The pair met in an Orlando hotel, where O’Reilly wanted to seek ‘closure’ by meeting Armstrong. The meeting was captured on video and on the record by the Daily Mail website.
“It was too big a situation to just have a chat about it on the phone, I wanted to eyeball him,” O’Reilly told Daily Mail reporter Matt Lawton.
“You can’t keep kicking an injured dog. I wasn’t here to humiliate him. But I wanted closure,” she added.
Armstrong travelled alone from his Texas home for the Florida meeting and hugged O’Reilly in the hotel lobby when they first met.
O’Reilly went public in a 2003 book which lifted the lid on Armstrong’s use of performance-enhancing drugs.
She was branded a “prostitute” and “an alcoholic” by the cyclist at the time.
Armstrong was eventually revealed as a drug cheat last year with help from evidence the 43-year-old woman gave to US doping investigators.
Armstrong was stripped of his seven Tour de France titles earlier in the year and admitted that he did cheat in a pre-recorded interview with the chat show queen seen by millions across the world.

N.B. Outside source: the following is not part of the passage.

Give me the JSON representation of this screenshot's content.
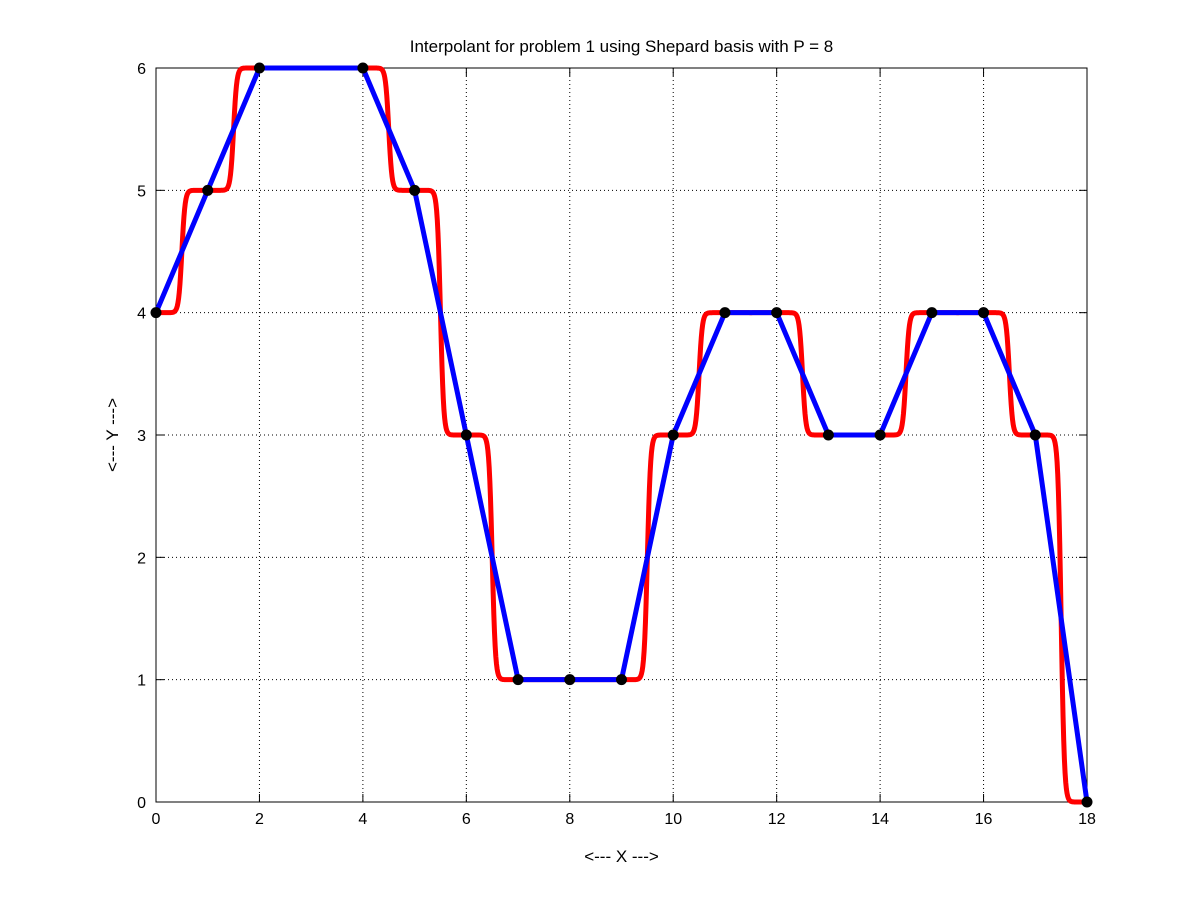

The American said of the meeting: “I never expected to see Emma. I wanted to talk to her. I felt it was necessary to have a conversation because there were definitely people that got caught up in this story who deserved an apology from me.
“When I reached out in January it was to talk. Emma, I appreciate, wasn’t ready for that. But it’s good that we are [now] doing this in person.”
Armstrong was banned for life from cycling after the United States Anti-Doping Agency accused him in August 2012 of conducting the “most sophisticated, professionalised and successful doping programme sport has ever seen”.
Last month he vowed to testify with “100 per cent transparency and honesty” at any future inquiry into doping.